Yasa dışı davranışlar neler olabilir? Misal olarak : Sanatkarlardan birisi bir diğer sanatkarın çırağını ayartmıştır;Çırağı ayartılan usta , durumu yiğitbaşına bildirir.Yiğitbaşı da, odabaşısı aracılığı ile çırak ayartan sanatçıyı çağırtarak, yanında odabaşısıda olduğu halde, soruşturmalar yapar ,yargısını bildirir.Konu gerçekten bir çırak ayartılması değil de evvelki ustanın çırağını çok dövdüğü veya kovduğu veya çırağın uzun zamandır ustasının yanına varmayıp , avare dolaştığı, sanatkarın da bu avare dolaşan çırağı yanına alması gibi durumlar olursa , bu sanatçı suçlu sayılmazdı. Gerçekten ustanın, o çırağı ayarttığı anlaşılırsa,yiğitbaşı, o sanatçının işyerini , hiç olmazsa üç gün için kapatılmasını ve çırağın hakiki ustasının yanına iadesine tebliğ ederdi. Arkadan da odabaşı,o sanatçının iş yerine vararak sanatçının tezgahı üzerinede en değerli aracı olan muştasını alıp , bir başka yere koyar ve dükkanın dış kepenklerini indirmek süreti ile dükkanı yarı kapalı hale getirirdi.

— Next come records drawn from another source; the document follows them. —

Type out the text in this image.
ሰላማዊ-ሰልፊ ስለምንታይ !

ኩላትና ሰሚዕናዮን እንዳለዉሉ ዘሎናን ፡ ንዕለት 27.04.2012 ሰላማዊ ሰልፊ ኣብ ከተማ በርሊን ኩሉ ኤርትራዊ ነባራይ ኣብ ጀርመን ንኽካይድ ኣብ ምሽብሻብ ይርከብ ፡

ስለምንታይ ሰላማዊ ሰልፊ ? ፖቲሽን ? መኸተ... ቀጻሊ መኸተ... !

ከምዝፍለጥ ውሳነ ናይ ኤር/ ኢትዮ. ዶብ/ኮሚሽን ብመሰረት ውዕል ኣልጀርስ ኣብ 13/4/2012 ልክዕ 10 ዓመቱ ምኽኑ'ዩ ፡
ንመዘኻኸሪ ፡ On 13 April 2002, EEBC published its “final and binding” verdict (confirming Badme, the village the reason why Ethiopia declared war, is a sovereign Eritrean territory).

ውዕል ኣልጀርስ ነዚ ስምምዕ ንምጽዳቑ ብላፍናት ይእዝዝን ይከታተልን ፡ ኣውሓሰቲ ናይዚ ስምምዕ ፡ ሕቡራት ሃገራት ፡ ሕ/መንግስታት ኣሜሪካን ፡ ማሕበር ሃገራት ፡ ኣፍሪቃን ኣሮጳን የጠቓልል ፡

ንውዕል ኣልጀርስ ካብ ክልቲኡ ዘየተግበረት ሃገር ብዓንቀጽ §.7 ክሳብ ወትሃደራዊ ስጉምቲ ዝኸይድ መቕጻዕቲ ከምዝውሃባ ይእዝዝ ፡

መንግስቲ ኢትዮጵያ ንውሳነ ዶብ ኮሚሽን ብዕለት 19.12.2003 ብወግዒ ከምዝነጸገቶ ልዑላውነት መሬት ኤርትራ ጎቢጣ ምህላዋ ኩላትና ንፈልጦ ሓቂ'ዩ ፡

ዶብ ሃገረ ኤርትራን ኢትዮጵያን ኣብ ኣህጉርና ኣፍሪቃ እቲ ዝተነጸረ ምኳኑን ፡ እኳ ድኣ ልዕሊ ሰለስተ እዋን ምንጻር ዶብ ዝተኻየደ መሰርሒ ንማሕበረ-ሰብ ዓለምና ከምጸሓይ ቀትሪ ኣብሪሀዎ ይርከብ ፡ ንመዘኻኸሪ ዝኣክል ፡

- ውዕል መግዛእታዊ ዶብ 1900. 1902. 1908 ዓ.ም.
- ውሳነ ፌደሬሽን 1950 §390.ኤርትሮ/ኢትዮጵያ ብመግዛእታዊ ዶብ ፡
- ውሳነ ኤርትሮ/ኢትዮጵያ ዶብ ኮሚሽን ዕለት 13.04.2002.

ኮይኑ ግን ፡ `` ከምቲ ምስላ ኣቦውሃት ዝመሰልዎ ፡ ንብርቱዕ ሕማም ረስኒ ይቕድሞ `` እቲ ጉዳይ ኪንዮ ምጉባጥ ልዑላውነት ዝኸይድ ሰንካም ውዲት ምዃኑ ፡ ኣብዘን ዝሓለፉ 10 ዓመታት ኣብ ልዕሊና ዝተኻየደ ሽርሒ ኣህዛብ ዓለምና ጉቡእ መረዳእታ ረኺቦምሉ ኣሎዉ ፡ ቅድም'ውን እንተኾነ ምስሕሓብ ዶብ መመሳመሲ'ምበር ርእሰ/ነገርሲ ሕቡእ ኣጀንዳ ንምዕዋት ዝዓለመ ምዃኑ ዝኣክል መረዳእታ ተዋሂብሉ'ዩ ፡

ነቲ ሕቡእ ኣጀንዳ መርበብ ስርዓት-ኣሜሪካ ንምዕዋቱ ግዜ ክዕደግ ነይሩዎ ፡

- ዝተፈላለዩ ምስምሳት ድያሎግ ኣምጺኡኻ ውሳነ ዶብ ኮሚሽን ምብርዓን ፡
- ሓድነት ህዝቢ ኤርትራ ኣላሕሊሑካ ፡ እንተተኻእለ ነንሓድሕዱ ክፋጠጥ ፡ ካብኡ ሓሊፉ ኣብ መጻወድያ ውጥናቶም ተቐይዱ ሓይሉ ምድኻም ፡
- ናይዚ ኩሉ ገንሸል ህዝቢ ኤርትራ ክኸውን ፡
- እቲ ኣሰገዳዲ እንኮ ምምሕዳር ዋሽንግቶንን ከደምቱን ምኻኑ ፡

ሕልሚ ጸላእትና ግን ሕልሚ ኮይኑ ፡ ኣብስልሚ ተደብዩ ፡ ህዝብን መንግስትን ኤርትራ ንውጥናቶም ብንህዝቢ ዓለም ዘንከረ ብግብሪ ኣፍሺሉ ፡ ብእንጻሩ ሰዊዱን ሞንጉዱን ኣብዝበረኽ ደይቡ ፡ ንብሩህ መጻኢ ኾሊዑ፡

Şehire, başka şehirlerden bir toptancı işlenmiş deri çeşitleri getirmişse,yiğitbaşılar, bu deri fiyatlarını kararlaştırır ve her sanatçı haline göre, ihtiyacı olanını alır veya aralarında kurra çekmek sureti ile deri cinsleri ayrılırdı.Fakat, bu sırada parası bol açıkgöz bir sanatkar, bu malların tamamını alıverirse, şikayet üzerine yiğitbaşı,hemen odabaşını da alarak bu açıkgöz sanatkarın işyerine varırlar, gerekli kınama ve azarlamaları yaparak, yiğitbaşının çağırdığı adamlar vasıtası ile, depodan derileri çıkartır, esnafa dağıtıp paralarını toplayarak alımda uygunsuzluk yapan sanatçının parasını geri verirlerdi.Suçlandırılan veya cezalandırılanlar da, yiğitbaşının verdiği cezaya karşılık, hiç bir tepki göstermezlerdi. İtiraz mercileri olmadığı gibi ,suçlarının nedameti, söylentisi ve bütün çarşı esnafının arasında suçlarının yüzlerine vuruluşunun ezikliği içinde olurlardı.

Geleneksel prensibe göre, hiçbir sanatkar işyerindeki iş kıyafeti ile velev ki 20-30 metre uzaklıktaki fırından ekmek almak veya tütüncüden tütün almak için bile olsa, işyeri dışına çıkamazlardı.